After mitral valve repair for functional ischemic mitral regurgitation, 49% of patients had significant tricuspid regurgitation at follow-up, with incidence increasing to 74% at >3 years.
Cohort (n=70)
Absolute Event Rate: 44% vs 67%
BACKGROUND: Despite correction of left-sided cardiac lesions, associated functional tricuspid regurgitation (TR) that was surgically ignored can persist. It can also appear de novo. The aim of this study was to analyze TR in a group of patients who underwent successful revascularization and mitral valve repair (MVRep) for functional ischemic mitral regurgitation (MR). METHODS AND RESULTS: Among 124 consecutive patients with MVRep, 70 left the operating room with MR 3 years. Absence or presence of recurrent MR did not significantly affect TR (14 of 22 64% with MR versus 20 of 48 42% with no MR). Preoperative and postoperative tricuspid annulus size in patients with late TR was significantly larger than in patients without TR. CONCLUSIONS: Functional TR is frequently associated with functional ischemic MR. After MVRep, close to 50% of patients have TR. The incidence of postoperative TR increases with time. Preoperative tricuspid annulus dilation might be a predictor of late TR.

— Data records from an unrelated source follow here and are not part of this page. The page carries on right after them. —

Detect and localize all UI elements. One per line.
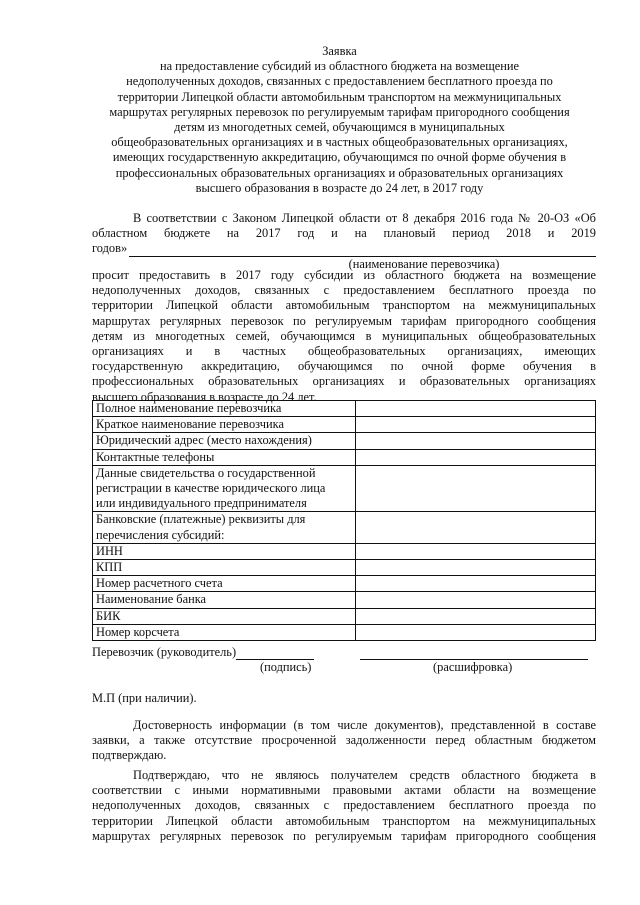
title-line: имеющих государственную аккредитацию, обучающимся по очной форме обучения в [112, 150, 567, 165]
request-line: просит предоставить в 2017 году субсидии из областного бюджета на возмещение [92, 268, 596, 282]
field-value-cell[interactable] [356, 465, 596, 512]
confirmation-line: Достоверность информации (в том числе документов), представленной в составе [133, 718, 596, 732]
field-value-cell[interactable] [356, 512, 596, 543]
field-value-cell[interactable] [356, 560, 596, 576]
carrier-details-table [92, 400, 596, 641]
intro-line: областном бюджете на 2017 год и на плановый период 2018 и 2019 [92, 226, 596, 241]
confirmation-line: подтверждаю. [92, 748, 167, 763]
table-row [93, 433, 596, 449]
table-row [93, 560, 596, 576]
confirmation-paragraph [92, 718, 596, 764]
non-recipient-line: соответствии с иными нормативными правовыми актами области на возмещение [92, 783, 596, 798]
table-row [93, 417, 596, 433]
intro-paragraph [92, 211, 596, 272]
title-line: общеобразовательных организациях и в частных общеобразовательных организациях, [111, 135, 568, 150]
field-label: Юридический адрес (место нахождения) [93, 433, 356, 449]
field-label: Номер корсчета [93, 624, 356, 640]
carrier-head-label: Перевозчик (руководитель) [92, 645, 237, 659]
non-recipient-line: маршрутах регулярных перевозок по регулируемым тарифам пригородного сообщения [92, 828, 596, 843]
table-row [93, 449, 596, 465]
non-recipient-line: недополученных доходов, связанных с предоставлением бесплатного проезда по [92, 798, 596, 813]
field-label: Контактные телефоны [93, 449, 356, 465]
field-label: Наименование банка [93, 592, 356, 608]
table-row [93, 465, 596, 512]
table-row [93, 543, 596, 559]
decoding-caption: (расшифровка) [433, 660, 513, 675]
title-line: маршрутах регулярных перевозок по регулируемым тарифам пригородного сообщения [109, 104, 570, 119]
table-row [93, 608, 596, 624]
request-line: государственную аккредитацию, обучающимся по очной форме обучения в [92, 359, 596, 374]
table-row [93, 576, 596, 592]
field-value-cell[interactable] [356, 592, 596, 608]
stamp-note: М.П (при наличии). [92, 691, 197, 705]
title-line: высшего образования в возрасте до 24 лет, в 2017 году [195, 180, 484, 195]
signature-field[interactable] [236, 647, 314, 660]
field-label: ИНН [93, 543, 356, 559]
request-line: маршрутах регулярных перевозок по регулируемым тарифам пригородного сообщения [92, 313, 596, 328]
field-value-cell[interactable] [356, 433, 596, 449]
request-line: профессиональных образовательных организациях и образовательных организациях [92, 374, 596, 389]
confirmation-line: заявки, а также отсутствие просроченной задолженности перед областным бюджетом [92, 733, 596, 748]
non-recipient-line: Подтверждаю, что не являюсь получателем средств областного бюджета в [133, 768, 596, 782]
signature-decoding-field[interactable] [360, 647, 588, 660]
document-title-block [92, 44, 587, 196]
table-row [93, 624, 596, 640]
field-value-cell[interactable] [356, 449, 596, 465]
request-line: детям из многодетных семей, обучающимся в муниципальных общеобразовательных [92, 328, 596, 343]
field-value-cell[interactable] [356, 608, 596, 624]
document-heading: Заявка [322, 44, 357, 58]
request-line: организациях и в частных общеобразовательных организациях, имеющих [92, 344, 596, 359]
signature-caption: (подпись) [260, 660, 312, 675]
title-line: территории Липецкой области автомобильным транспортом на межмуниципальных [117, 89, 562, 104]
title-line: недополученных доходов, связанных с предоставлением бесплатного проезда по [126, 74, 553, 89]
field-label: Номер расчетного счета [93, 576, 356, 592]
field-label: КПП [93, 560, 356, 576]
field-label-line: Данные свидетельства о государственной [96, 465, 316, 480]
field-label-line: регистрации в качестве юридического лица [96, 481, 326, 496]
field-label: БИК [93, 608, 356, 624]
non-recipient-paragraph [92, 768, 596, 844]
field-value-cell[interactable] [356, 543, 596, 559]
field-label [93, 465, 356, 512]
request-line: территории Липецкой области автомобильным транспортом на межмуниципальных [92, 298, 596, 313]
field-label-line: или индивидуального предпринимателя [96, 496, 307, 511]
intro-line: В соответствии с Законом Липецкой области от 8 декабря 2016 года № 20-ОЗ «Об [133, 211, 596, 225]
field-label: Краткое наименование перевозчика [93, 417, 356, 433]
title-line: на предоставление субсидий из областного бюджета на возмещение [159, 59, 520, 74]
table-row [93, 401, 596, 417]
field-label-line: перечисления субсидий: [96, 527, 225, 542]
field-value-cell[interactable] [356, 417, 596, 433]
request-line: недополученных доходов, связанных с предоставлением бесплатного проезда по [92, 283, 596, 298]
carrier-name-field[interactable] [129, 244, 596, 257]
field-label [93, 512, 356, 543]
field-label: Полное наименование перевозчика [93, 401, 356, 417]
table-row [93, 592, 596, 608]
carrier-name-caption: (наименование перевозчика) [348, 256, 500, 271]
table-row [93, 512, 596, 543]
field-value-cell[interactable] [356, 401, 596, 417]
field-value-cell[interactable] [356, 624, 596, 640]
request-paragraph [92, 268, 596, 405]
request-line: высшего образования в возрасте до 24 лет. [92, 389, 317, 404]
non-recipient-line: территории Липецкой области автомобильным транспортом на межмуниципальных [92, 813, 596, 828]
signature-row [92, 645, 596, 660]
title-line: профессиональных образовательных организациях и образовательных организациях [115, 165, 564, 180]
signature-captions [92, 660, 596, 675]
title-line: детям из многодетных семей, обучающимся в муниципальных [174, 120, 505, 135]
carrier-name-row [92, 241, 596, 256]
intro-line: годов» [92, 241, 128, 256]
field-label-line: Банковские (платежные) реквизиты для [96, 512, 306, 527]
field-value-cell[interactable] [356, 576, 596, 592]
signature-block [92, 645, 596, 675]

Matsunaga et al. (Tue,) conducted a cohort in Functional ischemic mitral regurgitation (n=70). Tricuspid valve repair vs. Surgically ignored tricuspid valve was evaluated on Residual tricuspid regurgitation. After mitral valve repair for functional ischemic mitral regurgitation, 49% of patients had significant tricuspid regurgitation at follow-up, with incidence increasing to 74% at >3 years.